The post-2022 rebound in interest rates has reshaped the US life insurance industry in ways that show little sign of reversing, according to a new white paper from ALIRT Insurance Research, which points to record annuity sales, heavier reinsurance use and the deepening footprint of private investment firms and global carriers.
ALIRT framed the period as a clean break from the prolonged low-rate stretch that followed the 2008-2009 financial crisis. Higher yields, the firm said, have lifted product margins across life insurance and fueled demand for fixed and fixed indexed annuities to levels the market has not previously absorbed.
The annuity wave forms the backbone of the report's findings. Individual annuity sales grew at a historic pace from 2022 through 2025, with the ALIRT Life Composite logging annual increases above 20% in each of the years from 2022 to 2024.
That trajectory has stretched into the current year. New annualized premium plus excess for US life insurance climbed 10% year over year to $4.5 billion in the first quarter of 2026, LIMRA reported, with whole life strength tied largely to final expense products, according to LIMRA's Karen Terry.

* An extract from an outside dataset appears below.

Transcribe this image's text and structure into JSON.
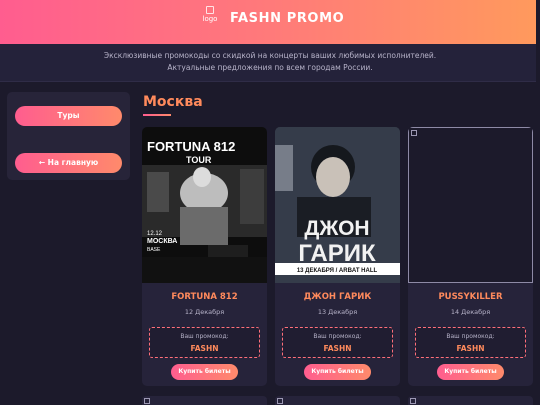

Reinsurance activity has scaled in parallel. General account reserves ceded by ALIRT Life Composite insurers more than doubled between 2020 and 2025, a shift that has coincided with insurers tilting their investment portfolios toward less liquid holdings such as privately placed bonds, asset-backed securities, mortgage loans and alternative investments.
Privately owned insurance groups have used the higher-rate environment to expand their share of the US market through acquisitions and strategic partnerships, ALIRT said. Growth has clustered in spread-based lines, particularly fixed indexed annuities and pension risk transfer business.
Publicly traded carriers have responded with their own portfolio reshuffling. Strategic moves have ranged from business exits and large reinsurance transactions to tie-ups with private asset managers, all aimed at improving profitability, easing capital strain and lifting shareholder returns.
Activity among mutual insurers and foreign organizations has added another layer. ALIRT singled out Japanese insurers as a notable group, citing their continued expansion in the US life and annuity space through acquisitions and strategic investments.
The structural shifts have drawn a regulatory response. The National Association of Insurance Commissioners and state authorities have introduced or proposed measures covering reserve adequacy, investment classifications, capital requirements and oversight of foreign reinsurance.
ALIRT also flagged the policyholder angle of the ongoing reshuffle. Legal obligations to policyholders, the firm said, remain with the issuing insurance company, regardless of ownership changes or reinsurance arrangements layered on top.
Looking ahead, ALIRT said the themes defining the industry since 2022 — annuity growth, expanding reinsurance, alternative investment allocations and strategic consolidation — are likely to persist in the near term.
Evolving regulation, however, could eventually alter the pace or direction of those trends, the firm cautioned, leaving open the prospect of further realignment across US life insurance in the years ahead.